Saturn’s storm are sights to behold. Unlike other planets in the Solar System, the ringed planet seems to store up huge amounts of energy over multiple Earth decades and then release it all at once in the form of a swirling and chaotic lightning storm.
Scientists are unsure why and how the planet behaves this way, but these massive storms occur roughly once every Saturnian year – or once every 30 Earth years – and are known as Great White Spots.
The Great White Spot pictured here, also named the Great Northern Storm, was the largest and most intense storm that the international Cassini mission ever observed on Saturn. It began in late 2010 and lasted for months, but affected the clouds, temperatures and composition of the atmosphere for more than three years.
This true-colour view from Cassini was taken on 25 February 2011, roughly 12 weeks after the storm began, and shows the turbulent patterns within the storm. There appear to be two bands of storm, one further north and brighter than the other. In fact, the storm has thundered its way around the planet and caught up with itself. Some of the cloud south and west of the storm head can be seen tinged blue as it interacts with other currents in the atmosphere, while the storm head swirls with white and yellow as it heads westward to overtake its subtler tail.
It was a lucky coincidence that Cassini happened to be orbiting Saturn during the storm, offering an unprecedented opportunity to study the gas giant’s turbulent weather and climate patterns. Recently, Cassini found this storm to have been so immense and powerful that it was able to disturb the atmosphere at the planet’s equator some tens of thousands of kilometres away.

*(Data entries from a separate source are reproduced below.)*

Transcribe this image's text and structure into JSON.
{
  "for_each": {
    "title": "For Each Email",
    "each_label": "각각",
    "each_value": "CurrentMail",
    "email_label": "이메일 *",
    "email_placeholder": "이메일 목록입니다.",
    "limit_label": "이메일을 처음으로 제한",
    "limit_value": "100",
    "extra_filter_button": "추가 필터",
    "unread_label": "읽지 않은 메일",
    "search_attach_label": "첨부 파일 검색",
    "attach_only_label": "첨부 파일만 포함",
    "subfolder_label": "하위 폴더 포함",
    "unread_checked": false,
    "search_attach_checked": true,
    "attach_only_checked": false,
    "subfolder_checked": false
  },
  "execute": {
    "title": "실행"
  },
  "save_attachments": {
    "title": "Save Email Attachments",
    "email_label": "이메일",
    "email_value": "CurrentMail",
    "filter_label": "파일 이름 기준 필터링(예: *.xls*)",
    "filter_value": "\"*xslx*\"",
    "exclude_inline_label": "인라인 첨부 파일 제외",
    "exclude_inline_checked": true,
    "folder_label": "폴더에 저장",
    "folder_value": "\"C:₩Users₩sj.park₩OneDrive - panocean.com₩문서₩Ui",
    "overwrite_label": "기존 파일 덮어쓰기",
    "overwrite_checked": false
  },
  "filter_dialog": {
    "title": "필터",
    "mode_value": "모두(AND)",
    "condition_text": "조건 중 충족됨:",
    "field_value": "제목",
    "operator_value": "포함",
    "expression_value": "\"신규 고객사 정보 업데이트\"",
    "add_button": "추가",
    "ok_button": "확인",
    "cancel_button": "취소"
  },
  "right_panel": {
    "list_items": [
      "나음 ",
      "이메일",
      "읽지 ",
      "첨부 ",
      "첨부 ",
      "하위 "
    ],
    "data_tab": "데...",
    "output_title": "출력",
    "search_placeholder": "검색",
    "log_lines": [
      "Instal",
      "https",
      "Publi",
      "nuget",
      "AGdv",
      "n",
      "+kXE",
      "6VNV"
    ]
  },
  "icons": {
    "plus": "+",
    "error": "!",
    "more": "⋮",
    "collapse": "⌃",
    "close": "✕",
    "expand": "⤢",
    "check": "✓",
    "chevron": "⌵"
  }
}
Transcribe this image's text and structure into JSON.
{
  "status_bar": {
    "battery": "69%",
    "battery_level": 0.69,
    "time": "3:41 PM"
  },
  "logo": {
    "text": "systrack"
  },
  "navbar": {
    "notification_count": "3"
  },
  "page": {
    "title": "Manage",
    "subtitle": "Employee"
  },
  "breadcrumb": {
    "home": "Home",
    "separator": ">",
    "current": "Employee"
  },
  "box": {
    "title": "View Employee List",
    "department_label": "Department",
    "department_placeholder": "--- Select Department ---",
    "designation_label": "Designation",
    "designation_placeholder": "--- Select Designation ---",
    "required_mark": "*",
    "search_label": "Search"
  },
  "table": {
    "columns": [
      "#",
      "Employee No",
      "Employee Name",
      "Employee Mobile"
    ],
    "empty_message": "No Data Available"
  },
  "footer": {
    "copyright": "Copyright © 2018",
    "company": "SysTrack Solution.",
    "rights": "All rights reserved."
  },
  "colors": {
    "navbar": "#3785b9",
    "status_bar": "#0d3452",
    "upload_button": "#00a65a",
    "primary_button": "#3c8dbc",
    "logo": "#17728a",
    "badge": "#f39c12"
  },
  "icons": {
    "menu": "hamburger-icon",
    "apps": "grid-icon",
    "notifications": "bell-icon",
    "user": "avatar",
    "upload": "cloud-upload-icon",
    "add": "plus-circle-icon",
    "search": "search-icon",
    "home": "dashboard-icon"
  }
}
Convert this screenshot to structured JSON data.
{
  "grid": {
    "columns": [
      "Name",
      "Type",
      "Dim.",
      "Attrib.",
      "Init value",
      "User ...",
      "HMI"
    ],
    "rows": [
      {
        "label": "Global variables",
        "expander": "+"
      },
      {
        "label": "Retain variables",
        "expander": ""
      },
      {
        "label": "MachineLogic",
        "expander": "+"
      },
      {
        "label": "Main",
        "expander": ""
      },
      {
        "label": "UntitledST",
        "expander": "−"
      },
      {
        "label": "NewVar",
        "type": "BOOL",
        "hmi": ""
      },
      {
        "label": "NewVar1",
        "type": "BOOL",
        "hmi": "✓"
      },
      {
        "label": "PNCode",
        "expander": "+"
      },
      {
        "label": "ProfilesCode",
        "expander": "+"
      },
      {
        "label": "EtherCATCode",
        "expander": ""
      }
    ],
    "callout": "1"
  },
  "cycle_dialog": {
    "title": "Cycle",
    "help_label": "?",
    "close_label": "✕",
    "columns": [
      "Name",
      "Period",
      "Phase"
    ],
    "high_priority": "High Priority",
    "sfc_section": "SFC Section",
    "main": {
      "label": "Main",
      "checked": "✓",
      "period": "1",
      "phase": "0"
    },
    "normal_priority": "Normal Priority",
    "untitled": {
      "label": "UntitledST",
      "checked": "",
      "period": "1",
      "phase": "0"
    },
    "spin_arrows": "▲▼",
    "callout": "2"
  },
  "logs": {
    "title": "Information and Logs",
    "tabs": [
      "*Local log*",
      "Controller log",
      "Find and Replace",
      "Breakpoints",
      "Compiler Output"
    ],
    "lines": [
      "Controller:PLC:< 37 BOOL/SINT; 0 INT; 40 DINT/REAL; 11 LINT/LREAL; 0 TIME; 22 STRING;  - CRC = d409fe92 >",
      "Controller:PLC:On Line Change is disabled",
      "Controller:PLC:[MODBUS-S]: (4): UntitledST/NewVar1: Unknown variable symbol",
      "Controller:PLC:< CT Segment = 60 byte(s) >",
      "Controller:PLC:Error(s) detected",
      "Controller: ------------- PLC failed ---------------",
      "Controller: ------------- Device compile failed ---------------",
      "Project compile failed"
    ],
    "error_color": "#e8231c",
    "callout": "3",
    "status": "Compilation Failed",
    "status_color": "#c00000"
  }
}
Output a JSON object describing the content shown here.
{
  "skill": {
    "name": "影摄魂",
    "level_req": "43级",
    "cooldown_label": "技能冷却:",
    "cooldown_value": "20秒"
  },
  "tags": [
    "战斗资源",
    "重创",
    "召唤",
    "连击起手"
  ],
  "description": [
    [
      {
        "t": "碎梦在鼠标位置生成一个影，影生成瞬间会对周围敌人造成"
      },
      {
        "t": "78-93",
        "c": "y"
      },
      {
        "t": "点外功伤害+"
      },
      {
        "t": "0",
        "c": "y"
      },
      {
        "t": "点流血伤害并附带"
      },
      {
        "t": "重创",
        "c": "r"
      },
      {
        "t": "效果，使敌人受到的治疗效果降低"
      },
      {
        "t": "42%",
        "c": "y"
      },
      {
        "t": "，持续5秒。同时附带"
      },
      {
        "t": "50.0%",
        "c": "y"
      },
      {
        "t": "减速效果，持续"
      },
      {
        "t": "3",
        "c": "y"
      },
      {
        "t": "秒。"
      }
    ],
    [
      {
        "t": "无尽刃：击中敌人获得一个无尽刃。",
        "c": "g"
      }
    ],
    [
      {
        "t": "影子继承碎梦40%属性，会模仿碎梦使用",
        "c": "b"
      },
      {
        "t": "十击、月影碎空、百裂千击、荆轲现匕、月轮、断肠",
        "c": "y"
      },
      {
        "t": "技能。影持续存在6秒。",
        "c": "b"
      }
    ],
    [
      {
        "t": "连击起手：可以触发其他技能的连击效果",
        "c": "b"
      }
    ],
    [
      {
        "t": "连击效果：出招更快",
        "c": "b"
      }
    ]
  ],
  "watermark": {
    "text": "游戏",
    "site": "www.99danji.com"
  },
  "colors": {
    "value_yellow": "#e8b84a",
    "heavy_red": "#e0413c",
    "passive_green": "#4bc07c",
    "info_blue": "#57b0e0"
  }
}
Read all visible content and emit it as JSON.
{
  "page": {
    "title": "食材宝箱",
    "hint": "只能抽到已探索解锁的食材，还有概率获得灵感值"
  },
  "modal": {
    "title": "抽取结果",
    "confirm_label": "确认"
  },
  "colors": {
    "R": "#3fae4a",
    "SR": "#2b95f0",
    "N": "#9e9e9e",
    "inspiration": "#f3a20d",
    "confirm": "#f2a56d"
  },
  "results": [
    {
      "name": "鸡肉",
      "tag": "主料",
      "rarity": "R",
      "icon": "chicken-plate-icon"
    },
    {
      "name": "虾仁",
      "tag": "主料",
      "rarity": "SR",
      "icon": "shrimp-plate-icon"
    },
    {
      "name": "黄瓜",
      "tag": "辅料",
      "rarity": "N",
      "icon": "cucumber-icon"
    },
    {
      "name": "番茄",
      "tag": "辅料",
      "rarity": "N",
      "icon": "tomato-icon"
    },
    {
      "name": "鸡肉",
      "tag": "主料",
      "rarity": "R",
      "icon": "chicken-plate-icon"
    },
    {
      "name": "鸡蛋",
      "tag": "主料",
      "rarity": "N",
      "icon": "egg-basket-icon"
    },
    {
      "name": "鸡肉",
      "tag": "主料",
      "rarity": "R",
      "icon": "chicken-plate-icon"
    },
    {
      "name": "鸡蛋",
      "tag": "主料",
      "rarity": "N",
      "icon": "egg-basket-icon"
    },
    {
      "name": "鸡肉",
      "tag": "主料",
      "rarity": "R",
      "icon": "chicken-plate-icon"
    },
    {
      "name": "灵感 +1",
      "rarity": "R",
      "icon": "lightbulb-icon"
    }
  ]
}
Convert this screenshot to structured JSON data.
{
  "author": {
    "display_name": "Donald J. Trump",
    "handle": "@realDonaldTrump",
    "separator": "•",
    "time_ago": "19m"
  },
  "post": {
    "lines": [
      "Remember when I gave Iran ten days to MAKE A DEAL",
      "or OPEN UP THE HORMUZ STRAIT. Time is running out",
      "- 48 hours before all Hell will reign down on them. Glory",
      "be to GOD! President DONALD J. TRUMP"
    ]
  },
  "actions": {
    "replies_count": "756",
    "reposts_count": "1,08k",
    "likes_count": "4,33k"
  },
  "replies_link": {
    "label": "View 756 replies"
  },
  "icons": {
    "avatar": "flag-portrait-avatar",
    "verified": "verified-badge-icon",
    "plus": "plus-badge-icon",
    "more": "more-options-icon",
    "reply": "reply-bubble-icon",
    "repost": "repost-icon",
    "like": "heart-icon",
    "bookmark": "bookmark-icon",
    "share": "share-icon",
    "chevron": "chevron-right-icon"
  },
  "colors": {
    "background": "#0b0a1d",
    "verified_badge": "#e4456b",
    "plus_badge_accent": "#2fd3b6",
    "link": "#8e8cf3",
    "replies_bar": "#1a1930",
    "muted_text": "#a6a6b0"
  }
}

This disruption of the long-term, cyclical, continuing atmospheric patterns at mid-latitudes (dubbed informally by some as the planet’s ‘heartbeat’), is thought to be due ‘teleconnection’, which we also observe on Earth – when distant events within a climate system are somehow connected and can influence one another significantly.
This image combines red, green and blue filtered images from Cassini’s wide-angle camera to create a real-colour view. These images were taken at a distance of 2.2 million km from Saturn looking towards the sunlit side of the rings from just above the ring plane, and have a scale of 129 km per pixel.
The Cassini mission is a cooperative project of NASA, ESA and Italy’s ASI space agency. After 13 years of pioneering observations, Cassini ended its mission in spectacular fashion on 15 September 2017, plunging through the planet’s inner rings and atmosphere and breaking contact forever.